Cyberattacks on U.S. military jump sharply in 2009


Cyberattacks on the U.S. Department of Defense -- many of them
coming from China -- have jumped sharply in 2009, a U.S. congressional
committee reported Thursday. Citing data provided by the U.S.
Strategic Command, the U.S.-China Economic and Security Review
Commission said that there were 43,785 malicious cyber incidents
targeting Defense systems in the first half of the year. That's a big
jump. In all of 2008, there were 54,640 such incidents. If cyber
attacks maintain this pace, they will jump 60% this year.
The committee is looking into the security implications of the U.S.
' trade relationship with China. It released its annual report to Congress
Thursday, concluding that a "large body of both circumstantial and
forensic evidence strongly indicates Chinese state involvement in such
activities." "The quantity of malicious computer activities
against he United states increased in 2008 and is rising sharply in
2009," the report states. "Much of this activity appears to originate
in China." "The cost of such attacks is significant," the report
notes. Citing data from the Joint Task Force-Global Network Operations,
the report says that the military spent $100 million to fend off these
attacks between September 2008 and March 2009. A Defense Department
spokesman did not have any immediate comment on the report's numbers
Thursday. Attacks on department systems have been rising
steadily for years. In 2000, for example, only 1,415 incidents were
reported. The increase is in part due to the fact that the U.S.
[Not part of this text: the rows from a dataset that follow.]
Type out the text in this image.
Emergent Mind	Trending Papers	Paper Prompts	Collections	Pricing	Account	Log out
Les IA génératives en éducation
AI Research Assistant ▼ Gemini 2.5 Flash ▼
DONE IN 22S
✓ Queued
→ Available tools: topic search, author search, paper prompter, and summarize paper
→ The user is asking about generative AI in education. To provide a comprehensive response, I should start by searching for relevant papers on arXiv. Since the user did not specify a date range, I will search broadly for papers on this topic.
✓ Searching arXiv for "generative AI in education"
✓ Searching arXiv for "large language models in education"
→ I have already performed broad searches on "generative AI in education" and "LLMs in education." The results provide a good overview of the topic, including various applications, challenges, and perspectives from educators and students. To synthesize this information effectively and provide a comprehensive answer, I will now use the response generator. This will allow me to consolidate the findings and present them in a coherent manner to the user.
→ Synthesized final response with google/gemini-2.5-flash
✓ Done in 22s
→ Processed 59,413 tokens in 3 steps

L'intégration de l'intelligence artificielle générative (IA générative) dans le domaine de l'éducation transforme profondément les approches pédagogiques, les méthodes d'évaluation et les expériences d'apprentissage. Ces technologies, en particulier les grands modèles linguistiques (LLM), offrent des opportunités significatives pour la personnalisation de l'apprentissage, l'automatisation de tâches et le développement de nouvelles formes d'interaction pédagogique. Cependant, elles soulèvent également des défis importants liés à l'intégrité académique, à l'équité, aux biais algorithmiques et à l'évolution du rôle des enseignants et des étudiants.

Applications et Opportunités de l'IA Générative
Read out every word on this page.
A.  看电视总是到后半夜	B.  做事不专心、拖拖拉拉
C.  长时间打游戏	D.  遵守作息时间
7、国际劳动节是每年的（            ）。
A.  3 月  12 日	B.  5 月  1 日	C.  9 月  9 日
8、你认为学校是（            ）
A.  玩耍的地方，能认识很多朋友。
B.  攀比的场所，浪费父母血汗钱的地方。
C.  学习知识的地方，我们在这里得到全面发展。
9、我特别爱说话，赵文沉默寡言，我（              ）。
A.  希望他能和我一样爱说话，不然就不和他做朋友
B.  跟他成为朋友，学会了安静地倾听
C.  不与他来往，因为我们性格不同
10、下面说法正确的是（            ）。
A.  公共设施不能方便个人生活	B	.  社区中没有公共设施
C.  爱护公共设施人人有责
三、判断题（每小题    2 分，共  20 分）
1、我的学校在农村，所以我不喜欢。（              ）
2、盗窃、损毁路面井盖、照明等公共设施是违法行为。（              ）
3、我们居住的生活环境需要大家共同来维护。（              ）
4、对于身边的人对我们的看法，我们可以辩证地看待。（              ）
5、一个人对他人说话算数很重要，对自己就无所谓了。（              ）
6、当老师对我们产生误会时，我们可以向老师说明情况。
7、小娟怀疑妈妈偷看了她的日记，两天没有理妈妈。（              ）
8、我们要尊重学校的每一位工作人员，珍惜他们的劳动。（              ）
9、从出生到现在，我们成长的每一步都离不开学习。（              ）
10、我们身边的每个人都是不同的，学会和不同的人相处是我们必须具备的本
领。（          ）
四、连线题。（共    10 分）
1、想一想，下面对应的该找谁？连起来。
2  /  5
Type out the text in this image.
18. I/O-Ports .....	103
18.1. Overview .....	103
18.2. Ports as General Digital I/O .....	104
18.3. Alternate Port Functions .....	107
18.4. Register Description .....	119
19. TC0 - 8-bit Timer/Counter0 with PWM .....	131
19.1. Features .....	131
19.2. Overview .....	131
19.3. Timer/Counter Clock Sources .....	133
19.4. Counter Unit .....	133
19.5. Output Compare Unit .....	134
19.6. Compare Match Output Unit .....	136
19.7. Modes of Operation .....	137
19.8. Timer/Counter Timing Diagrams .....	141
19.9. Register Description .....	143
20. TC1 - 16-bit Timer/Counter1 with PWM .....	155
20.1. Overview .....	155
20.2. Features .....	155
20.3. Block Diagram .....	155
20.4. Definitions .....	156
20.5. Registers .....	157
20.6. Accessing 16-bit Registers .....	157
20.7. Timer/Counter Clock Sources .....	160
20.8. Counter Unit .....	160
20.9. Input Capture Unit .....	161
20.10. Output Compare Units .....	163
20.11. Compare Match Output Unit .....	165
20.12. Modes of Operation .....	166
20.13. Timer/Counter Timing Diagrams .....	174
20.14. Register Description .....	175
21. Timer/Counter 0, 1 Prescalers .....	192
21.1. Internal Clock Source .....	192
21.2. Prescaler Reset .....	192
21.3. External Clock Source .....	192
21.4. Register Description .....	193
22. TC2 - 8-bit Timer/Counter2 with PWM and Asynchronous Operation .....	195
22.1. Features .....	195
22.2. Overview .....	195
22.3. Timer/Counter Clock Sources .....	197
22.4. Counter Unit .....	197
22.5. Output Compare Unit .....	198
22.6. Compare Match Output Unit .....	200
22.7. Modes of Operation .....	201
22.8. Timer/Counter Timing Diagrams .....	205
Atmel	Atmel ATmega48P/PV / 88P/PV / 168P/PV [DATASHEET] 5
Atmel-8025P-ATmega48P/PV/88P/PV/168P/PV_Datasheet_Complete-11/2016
military is simply better at identifying cyberthreats than it used to
be, said Chris Poulin, the chief security officer of Q1 Labs, and
formerly a manager of intelligence networks within the U.S. Air Force.
The department figures are "probably more accurate now," than they were
nine years ago, he said. Security experts have long known that
many computer attacks originate from Chinese IP (Internet Protocol)
addresses, but due to the decentralized nature of the Internet, it is
very difficult to tell when an attack is actually generated in China,
instead of simply using Chinese servers as a steppingstone. Q1's
Poulin says that his company's corporate clients in the U.S. are seeing
attacks that come from China, North Korea, and the Middle East. "We do
definitely see patterns coming from specific nation states." He
said that because China's government has taken steps to control
Internet usage in the country, it could probably throttle attacks if it
wanted to. "China's defiantly initiating attacks," he said.
"State-sponsored? Who knows. But they're certainly not state-choked."